Le nouveau premier ministre, le plus jeune depuis 1812, s'est adressé à la nation devant la célèbre porte noire de Downing Street en soirée. Pour faire face aux nombreux problèmes sociaux et économiques du pays, «(il) vise la formation d'une vraie coalition entre les conservateurs et les libéraux-démocrates», a dit l'homme de 43 ans avec sa femme Samantha, enceinte de 5 mois, à ses côtés.

Il a poursuivi: «Nick Clegg et moi sommes résolus à mettre de côté nos différences et à travailler dur dans l'intérêt national.» Il s'agit du premier gouvernement de coalition depuis 70 ans en Grande-Bretagne.

David Cameron, qui connaît une carrière météorite depuis son accession à la direction du parti en 2005, redonne ainsi le pouvoir aux conservateurs après 13 ans dans l'opposition.

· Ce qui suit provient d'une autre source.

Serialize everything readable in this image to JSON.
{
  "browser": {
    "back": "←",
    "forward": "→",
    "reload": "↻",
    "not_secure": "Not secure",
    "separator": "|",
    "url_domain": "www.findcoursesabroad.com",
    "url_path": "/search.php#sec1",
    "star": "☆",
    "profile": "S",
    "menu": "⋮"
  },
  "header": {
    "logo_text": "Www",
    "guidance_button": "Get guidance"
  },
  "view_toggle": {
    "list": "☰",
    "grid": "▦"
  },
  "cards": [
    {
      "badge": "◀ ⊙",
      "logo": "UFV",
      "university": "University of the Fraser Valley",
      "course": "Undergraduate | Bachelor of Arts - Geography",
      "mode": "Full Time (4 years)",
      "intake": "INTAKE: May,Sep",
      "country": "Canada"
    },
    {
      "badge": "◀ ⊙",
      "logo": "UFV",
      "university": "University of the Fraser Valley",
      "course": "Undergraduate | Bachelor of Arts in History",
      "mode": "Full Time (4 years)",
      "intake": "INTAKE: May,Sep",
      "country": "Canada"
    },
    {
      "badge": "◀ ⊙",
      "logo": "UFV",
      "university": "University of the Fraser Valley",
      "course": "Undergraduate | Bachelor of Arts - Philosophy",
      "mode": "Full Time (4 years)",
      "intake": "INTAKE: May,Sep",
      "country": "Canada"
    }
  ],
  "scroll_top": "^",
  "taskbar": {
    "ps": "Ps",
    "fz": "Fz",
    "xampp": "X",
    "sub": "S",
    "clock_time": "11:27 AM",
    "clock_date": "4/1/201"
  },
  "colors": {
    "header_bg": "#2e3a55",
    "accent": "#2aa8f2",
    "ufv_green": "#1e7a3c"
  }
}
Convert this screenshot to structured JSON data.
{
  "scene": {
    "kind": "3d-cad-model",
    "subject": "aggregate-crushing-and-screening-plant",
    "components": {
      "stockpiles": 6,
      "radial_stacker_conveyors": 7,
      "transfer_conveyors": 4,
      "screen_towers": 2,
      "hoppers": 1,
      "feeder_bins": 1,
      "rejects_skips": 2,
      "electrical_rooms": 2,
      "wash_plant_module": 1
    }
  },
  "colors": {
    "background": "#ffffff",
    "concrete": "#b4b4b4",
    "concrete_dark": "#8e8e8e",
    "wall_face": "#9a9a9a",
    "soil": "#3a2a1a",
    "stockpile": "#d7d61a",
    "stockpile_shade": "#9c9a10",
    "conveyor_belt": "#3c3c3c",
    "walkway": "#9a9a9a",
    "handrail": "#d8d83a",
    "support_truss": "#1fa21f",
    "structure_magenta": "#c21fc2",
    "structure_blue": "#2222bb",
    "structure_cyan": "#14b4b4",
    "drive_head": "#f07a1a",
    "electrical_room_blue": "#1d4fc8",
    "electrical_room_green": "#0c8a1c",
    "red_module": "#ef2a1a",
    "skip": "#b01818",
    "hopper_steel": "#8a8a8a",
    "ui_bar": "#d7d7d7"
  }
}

Il a nommé nul autre que Nick Clegg au poste de vice-premier ministre. Selon des informations filtrées dans les médias, des libéraux-démocrates occuperont quatre autres postes de ministre.

Tractations turbulentes

Les conservateurs, qui avaient gagné les élections sans majorité absolue, ont ainsi remporté une entente farouchement disputée.

Nick Clegg, maître du jeu, avait fait monter les enchères en introduisant les travaillistes dans le bal des négociations lundi matin, en échange d'une promesse de départ de Gordon Brown.

Or, il était clair, hier matin, que les pourparlers avec les travaillistes étaient en péril. Plusieurs ministres s'opposaient à une coalition avec les libéraux-démocrates.

«Nous devons respecter les résultats des élections. Nous ne pouvons nier le fait que nous les avons perdues», a affirmé Andy Burnham, ministre de la Santé sortant.

Une alliance avec les «Lib Dems» serait une «coalition de perdants», a dit de son côté David Blunkett, ancien ministre toujours influent.

Vers midi, les travaillistes ont confirmé que les négociations avaient avorté.

Foule à Westminster

Gordon Brown, qui s'était fait martyr pour une cause perdue, a donc dû faire ses boîtes.

Dans un discours d'adieu émouvant, il a souligné «le privilège» qu'il a eu à servir son pays pendant presque trois ans. «Maintenant que j'abandonne le second rôle le plus important qu'il m'ait été donné, je chéris davantage le premier rôle que j'occupe, celui d'homme de famille», a-t-il dit.

Dans un geste théâtral, Gordon Brown et sa femme Sarah ont quitté la résidence de Downing Street par la porte de devant, en prenant par la main leurs deux fils, rarement vus en public.

Signe que ce feuilleton a captivé la nation, des centaines de personnes se sont agglutinées devant le bureau du cabinet, dans Westminster, où les conservateurs et les libéraux-démocrates ont finalisé leur entente hier soir.

Des badauds et des journalistes surveillaient la porte principale avec fébrilité. «Je suis ici depuis trois heures, a affirmé Richard Wimbush à La Presse. C'est un moment historique. Il était temps qu'on se débarrasse de Gordon Brown.»

«Tout le monde regardait les nouvelles en direct au bureau, a dit se son côté Hayley Baker, qui était à vélo. Notre politique a rarement été aussi excitante.»